Dear parents of the screaming child throwing a tantrum in the middle of the grocery store,
I know that you feel like everyone is watching and judging, and you're probably right! It has been my observation that people in today’s society are quick to judge parents and slow to understand that children can’t be perfect little angels every waking moment of their life. There are a handful of compassionate people out there who will empathize with you, and may even offer to lend a helping hand, but the cold truth of the matter is that the majority of people judge.
This is unfair. Tantrums are completely normal! All parents have experienced the horrors of their child misbehaving in public. If they say otherwise they are either lying or they have an abnormally perfect child. But the sad thing is it’s not only the people who don’t have kids that are judging. Parents are guilty of this as well. I am sorry to say that I also am guilty of passing judgment.
Earlier this week I took Sam to a children’s museum and every time we passed this mom and her 4 year-old son he seemed to be throwing a horrible fit over some minor thing. I thought, “She is letting that kid walk all over her. I’m sure glad my son never acts like that.” I left the museum feeling rather smug. I am not proud of this. That very evening I read a blog post from my cousin who is a wonderful mother to 4 adorable kids. She wrote about a truly horrific experience she had at Target where one of her girls was having a melt down and a complete stranger walked up to her and said, “I think you should take parenting classes.” This experience really shook my cousin up, and I was outraged that someone could be so blatantly cruel. I stewed over that post all evening. I think one of the reasons I was so upset was because I realized I was one of those people passing judgment. Even though I would never approach a complete stranger and criticize them out loud, I was still guilty of thinking unkind thoughts. I resolved to stop.
Perhaps it was bad karma for being judgmental, but the very next day Sam had his first horrendous tantrum in a public place. Of course he would choose the library of all places to do this. He made a little friend in the kid section and the other kid ran into another section where adults worked on computers looking very much like they did not want to be disturbed. Sam was looking like he was going to follow him so I said, “Sam don’t go in there.” But he did. I put on my stern mommy expression, stormed in after him and grabbed his arm. I began to pull him out of the room and he just flopped on the floor and started screaming “No! No! No!” Heads turned in our direction. I flushed crimson. The other little boy allowed his mom to guide him quietly of the room. Sam on the other hand continued to make a scene. Not knowing what to say I just picked up my son and walked out of the room without a word. I could feel their eyes upon me as we retreated.

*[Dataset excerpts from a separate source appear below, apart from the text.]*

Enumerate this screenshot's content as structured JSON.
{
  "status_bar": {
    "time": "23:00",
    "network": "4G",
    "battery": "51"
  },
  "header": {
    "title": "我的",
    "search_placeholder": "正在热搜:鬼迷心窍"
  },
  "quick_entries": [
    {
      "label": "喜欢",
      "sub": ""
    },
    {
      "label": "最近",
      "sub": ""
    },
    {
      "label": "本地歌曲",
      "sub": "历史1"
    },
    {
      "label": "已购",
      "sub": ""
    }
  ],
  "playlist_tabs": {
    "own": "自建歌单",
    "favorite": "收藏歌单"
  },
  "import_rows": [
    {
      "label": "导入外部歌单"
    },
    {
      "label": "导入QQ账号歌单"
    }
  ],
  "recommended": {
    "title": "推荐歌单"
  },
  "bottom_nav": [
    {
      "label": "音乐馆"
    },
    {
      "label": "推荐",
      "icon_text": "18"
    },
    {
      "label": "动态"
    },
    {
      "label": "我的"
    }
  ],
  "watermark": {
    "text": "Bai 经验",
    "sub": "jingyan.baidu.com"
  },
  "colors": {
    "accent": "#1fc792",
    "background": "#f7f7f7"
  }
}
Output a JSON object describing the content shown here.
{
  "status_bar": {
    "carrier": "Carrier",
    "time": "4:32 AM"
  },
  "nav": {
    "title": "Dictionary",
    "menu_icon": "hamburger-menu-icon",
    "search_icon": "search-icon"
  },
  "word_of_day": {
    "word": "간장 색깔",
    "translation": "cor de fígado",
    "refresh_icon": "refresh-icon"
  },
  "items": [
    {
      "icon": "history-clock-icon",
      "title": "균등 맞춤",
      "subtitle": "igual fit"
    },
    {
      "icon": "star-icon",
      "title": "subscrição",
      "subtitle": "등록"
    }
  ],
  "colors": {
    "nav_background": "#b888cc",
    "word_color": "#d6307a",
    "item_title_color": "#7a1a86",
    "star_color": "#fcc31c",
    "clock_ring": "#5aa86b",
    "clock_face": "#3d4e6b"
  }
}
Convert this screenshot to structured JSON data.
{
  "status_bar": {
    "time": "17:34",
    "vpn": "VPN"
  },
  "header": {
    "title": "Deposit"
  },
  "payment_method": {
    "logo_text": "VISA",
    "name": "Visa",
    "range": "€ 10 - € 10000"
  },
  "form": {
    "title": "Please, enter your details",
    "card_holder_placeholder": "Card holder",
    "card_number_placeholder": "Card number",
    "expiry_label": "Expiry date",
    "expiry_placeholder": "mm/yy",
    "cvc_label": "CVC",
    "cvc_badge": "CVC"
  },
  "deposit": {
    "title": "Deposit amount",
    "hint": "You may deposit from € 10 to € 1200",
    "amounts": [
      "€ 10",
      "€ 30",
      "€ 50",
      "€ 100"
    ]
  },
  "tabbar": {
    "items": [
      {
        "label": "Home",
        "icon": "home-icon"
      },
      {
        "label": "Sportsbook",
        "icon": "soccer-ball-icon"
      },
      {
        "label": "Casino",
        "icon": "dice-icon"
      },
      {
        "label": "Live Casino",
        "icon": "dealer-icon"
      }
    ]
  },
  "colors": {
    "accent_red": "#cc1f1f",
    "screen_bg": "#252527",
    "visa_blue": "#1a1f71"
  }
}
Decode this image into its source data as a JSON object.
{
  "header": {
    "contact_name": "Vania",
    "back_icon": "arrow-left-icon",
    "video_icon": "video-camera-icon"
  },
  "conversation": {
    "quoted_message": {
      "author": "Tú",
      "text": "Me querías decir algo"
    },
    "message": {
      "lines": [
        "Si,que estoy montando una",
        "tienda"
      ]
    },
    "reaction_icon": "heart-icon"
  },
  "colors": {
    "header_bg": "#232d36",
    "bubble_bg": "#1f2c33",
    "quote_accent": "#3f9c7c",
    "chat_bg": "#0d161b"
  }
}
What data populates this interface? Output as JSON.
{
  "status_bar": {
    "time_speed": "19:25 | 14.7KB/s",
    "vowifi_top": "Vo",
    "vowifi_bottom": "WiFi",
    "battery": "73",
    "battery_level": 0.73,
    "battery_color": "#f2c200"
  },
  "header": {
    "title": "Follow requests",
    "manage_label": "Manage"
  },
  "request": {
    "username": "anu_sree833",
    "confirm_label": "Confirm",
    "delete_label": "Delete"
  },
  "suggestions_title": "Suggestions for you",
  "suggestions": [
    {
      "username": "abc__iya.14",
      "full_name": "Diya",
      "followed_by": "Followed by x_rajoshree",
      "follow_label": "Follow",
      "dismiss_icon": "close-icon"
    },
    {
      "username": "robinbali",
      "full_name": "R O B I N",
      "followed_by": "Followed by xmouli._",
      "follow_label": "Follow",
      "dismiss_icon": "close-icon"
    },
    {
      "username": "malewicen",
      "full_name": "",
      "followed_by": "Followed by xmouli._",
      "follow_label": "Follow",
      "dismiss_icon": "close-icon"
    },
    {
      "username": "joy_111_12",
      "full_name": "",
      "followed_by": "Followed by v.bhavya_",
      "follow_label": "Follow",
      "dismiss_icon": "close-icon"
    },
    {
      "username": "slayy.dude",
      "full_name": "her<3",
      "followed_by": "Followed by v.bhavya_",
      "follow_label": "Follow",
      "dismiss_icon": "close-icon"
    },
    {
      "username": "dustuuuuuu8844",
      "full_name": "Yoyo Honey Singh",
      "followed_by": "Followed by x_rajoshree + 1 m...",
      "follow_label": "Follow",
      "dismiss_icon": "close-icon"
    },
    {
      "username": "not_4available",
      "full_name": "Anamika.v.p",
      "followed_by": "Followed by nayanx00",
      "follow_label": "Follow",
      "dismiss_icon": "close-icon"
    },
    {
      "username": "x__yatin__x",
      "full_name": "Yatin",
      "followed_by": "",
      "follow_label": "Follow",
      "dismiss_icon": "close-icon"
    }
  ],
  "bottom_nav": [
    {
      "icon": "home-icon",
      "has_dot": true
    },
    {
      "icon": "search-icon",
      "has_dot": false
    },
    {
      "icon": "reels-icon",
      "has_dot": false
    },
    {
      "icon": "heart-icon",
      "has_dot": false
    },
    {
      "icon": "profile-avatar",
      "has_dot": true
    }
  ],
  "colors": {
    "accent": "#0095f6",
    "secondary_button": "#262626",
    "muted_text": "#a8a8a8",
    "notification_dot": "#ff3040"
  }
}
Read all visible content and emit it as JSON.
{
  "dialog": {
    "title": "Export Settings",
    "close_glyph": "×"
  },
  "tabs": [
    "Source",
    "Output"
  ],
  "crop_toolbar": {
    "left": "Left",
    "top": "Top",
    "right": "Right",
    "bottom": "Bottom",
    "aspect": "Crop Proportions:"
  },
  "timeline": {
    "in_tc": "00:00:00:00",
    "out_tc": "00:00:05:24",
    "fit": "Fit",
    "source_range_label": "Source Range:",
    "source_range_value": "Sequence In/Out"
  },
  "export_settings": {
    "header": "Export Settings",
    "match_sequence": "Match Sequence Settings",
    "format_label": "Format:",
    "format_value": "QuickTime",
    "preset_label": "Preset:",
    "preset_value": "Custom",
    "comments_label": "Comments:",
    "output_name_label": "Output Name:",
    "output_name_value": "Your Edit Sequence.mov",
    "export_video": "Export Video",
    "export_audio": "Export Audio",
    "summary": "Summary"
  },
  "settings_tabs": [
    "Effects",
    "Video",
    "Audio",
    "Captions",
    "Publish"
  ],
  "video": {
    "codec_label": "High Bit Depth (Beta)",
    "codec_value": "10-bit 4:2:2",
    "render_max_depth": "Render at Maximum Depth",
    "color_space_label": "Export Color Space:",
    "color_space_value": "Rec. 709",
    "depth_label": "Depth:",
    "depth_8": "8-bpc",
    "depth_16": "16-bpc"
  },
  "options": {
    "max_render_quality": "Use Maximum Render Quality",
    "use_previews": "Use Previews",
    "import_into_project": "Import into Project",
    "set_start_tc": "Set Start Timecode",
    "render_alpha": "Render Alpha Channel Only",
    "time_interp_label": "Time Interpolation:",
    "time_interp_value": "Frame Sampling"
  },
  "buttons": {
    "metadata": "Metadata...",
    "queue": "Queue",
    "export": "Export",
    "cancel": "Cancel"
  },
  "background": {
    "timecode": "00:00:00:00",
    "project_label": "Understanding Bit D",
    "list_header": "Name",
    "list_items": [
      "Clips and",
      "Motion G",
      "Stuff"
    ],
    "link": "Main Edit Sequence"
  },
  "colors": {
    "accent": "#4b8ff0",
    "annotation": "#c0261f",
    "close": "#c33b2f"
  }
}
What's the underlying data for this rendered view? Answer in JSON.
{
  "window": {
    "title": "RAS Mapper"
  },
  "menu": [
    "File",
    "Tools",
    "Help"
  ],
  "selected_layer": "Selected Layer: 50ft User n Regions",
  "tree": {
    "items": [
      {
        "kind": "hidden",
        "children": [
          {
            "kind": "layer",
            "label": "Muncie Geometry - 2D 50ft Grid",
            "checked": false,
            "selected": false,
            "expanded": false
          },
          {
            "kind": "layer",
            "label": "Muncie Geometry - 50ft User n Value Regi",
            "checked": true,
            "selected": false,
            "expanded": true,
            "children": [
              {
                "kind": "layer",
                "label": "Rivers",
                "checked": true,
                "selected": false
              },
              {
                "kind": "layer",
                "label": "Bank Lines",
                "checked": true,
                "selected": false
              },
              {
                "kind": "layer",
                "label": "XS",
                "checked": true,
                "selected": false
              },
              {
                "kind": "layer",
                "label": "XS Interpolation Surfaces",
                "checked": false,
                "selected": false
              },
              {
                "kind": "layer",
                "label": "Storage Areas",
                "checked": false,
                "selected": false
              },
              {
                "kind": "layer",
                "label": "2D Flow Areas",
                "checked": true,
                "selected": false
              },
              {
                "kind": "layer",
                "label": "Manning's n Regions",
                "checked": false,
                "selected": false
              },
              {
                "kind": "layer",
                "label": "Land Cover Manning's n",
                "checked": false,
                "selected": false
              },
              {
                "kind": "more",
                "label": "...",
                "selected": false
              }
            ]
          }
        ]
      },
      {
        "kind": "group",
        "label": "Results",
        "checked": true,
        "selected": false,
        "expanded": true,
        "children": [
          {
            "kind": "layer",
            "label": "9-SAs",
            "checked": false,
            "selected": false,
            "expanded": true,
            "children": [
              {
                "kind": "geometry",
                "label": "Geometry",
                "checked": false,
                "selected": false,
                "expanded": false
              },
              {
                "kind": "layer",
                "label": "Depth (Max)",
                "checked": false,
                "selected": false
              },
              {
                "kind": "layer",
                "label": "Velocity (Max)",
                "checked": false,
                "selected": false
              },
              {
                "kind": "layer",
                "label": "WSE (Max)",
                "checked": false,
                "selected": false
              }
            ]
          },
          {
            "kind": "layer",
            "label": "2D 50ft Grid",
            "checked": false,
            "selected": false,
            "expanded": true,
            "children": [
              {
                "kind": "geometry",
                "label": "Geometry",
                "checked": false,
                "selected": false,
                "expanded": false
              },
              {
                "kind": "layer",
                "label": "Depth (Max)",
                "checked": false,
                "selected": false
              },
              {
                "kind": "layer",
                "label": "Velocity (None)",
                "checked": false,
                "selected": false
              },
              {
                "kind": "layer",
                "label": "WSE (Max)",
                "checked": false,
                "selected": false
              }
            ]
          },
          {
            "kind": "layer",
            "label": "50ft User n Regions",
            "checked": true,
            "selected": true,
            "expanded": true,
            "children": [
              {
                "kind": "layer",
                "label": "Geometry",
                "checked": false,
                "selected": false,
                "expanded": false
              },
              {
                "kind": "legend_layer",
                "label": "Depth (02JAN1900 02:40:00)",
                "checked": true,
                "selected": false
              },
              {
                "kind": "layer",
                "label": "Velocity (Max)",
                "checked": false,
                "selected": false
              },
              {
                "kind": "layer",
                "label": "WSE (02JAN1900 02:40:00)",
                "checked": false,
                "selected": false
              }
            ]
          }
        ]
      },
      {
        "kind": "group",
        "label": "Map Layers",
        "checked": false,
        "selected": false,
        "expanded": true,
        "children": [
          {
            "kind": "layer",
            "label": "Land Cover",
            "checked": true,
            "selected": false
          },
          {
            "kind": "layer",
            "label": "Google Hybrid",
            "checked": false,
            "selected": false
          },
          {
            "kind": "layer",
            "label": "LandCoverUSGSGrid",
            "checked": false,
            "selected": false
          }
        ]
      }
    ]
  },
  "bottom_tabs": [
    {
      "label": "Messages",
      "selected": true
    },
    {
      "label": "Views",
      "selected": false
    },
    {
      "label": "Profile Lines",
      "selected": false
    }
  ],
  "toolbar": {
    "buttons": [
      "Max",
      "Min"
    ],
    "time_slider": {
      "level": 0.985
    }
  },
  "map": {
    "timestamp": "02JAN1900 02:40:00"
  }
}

Dear parents. I know what it feels like to be judged. I’ve been there. It’s not fun. We can’t change the way other people will think about us, but we can choose how to respond to the situation. We could spend the day analyzing what we did wrong, reliving the embarrassing moment, and worrying what other people think, or we could allow the moment to pass and move on with our lives. Tantrums are fleeting. They flare up, they explode, and then they’re gone. We teach are our children how their actions affect those around them. They learn to stop throwing tantrums. They grow up into decent human beings. Who cares what those uppity, snobbish strangers think? They don’t know anything about you or your child. Just hold your head high, love your child, and love yourself. In the end that’s all that matters.